6. DirectX 11 ... and beyond. One of the strengths of Windows-based gaming is the constant evolution of the platform at the hardware level. Microsoft has been quick to capitalize upon these hardware improvements with a constant series of revisions and upgrades for DirectX.

With DirectX 10, Windows Vista has ushered in a new architectural foundation for Microsoft's DirectX API, and it's clear that this is just a launching point for Microsoft's development team. "We'll revise DX10," Donahue says. "That's no secret."

This means that over the next five or six years of Windows' current incarnation, gamers will play games on an ever-evolving platform that will maximize the use of PC hardware. This is a far cry from the finite fixed world of console gaming on the PS3 and Xbox 360. For many gamers, this constant improvement -- and the tremendous amounts of power this evolution unlocks -- is the very reason we play PC games in the first place.

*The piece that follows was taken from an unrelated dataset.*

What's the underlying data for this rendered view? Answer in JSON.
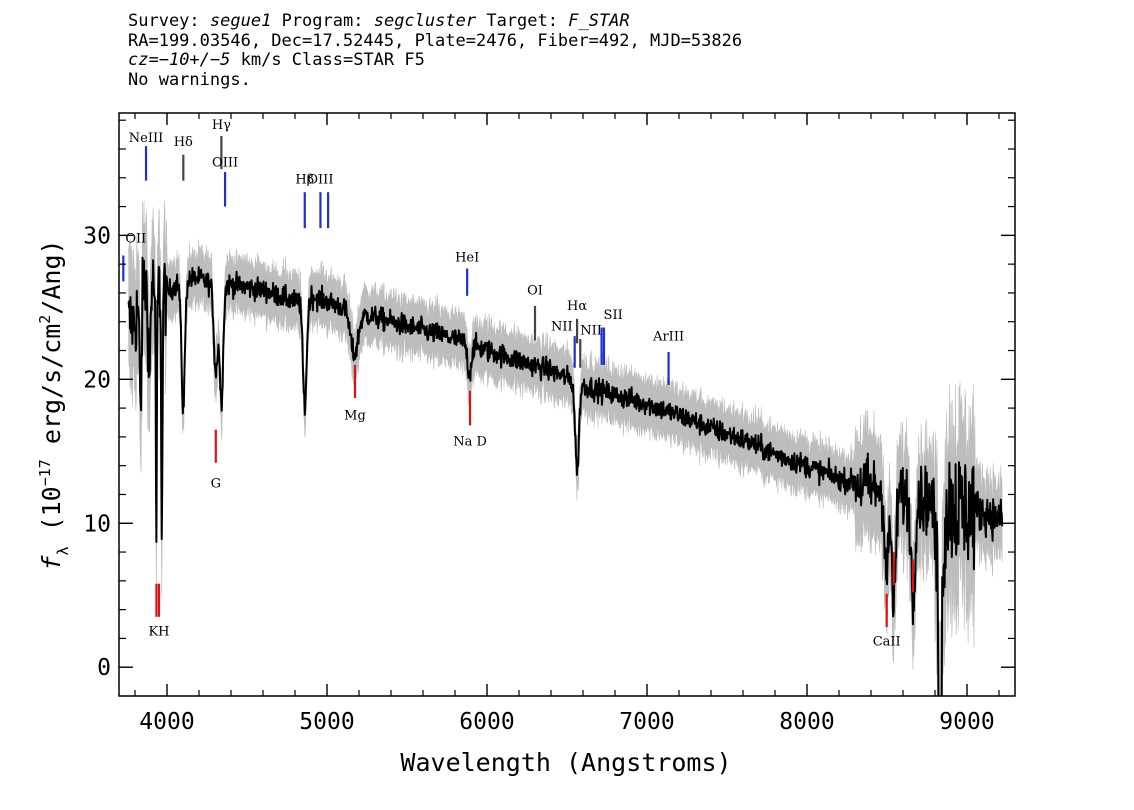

"If you look to the graphics hardware guys, they're not even close to being finished with graphics processing power," Donahue explains. "On a regular basis, we get together with these guys as well as game developers and publishers to talk about where we want [Windows gaming and DirectX] to go three to five years down the road. We then begin to map out how we're going to get there."

The Bottom Line

It is clear that over the long run, Windows Vista won't just be good for gaming -- it will be great for gaming. The presence of DirectX 10, when combined with DirectX 10-compatible video cards, will result in unprecedented levels of visual quality and will enable Windows Vista systems to outperform the PlayStation 3 and the Xbox 360.

However, we're still approximately six months away from enjoying these DirectX 10 riches, which makes upgrading to Windows Vista strictly for the gaming experience a fairly useless endeavor right now. The chance of losing compatibility with your favorite games just isn't worth it. There's only one real reason to go Vista in the short-term for gaming: the May release of Halo 2 for Vista.

But when autumn arrives and DX10 games start rolling onto store shelves, you won't be able to call yourself a PC gamer without upgrading. Just make sure to budget for that $500 DX10 3-D graphics card as well.

George Jones is the editorial director of IDG Entertainment.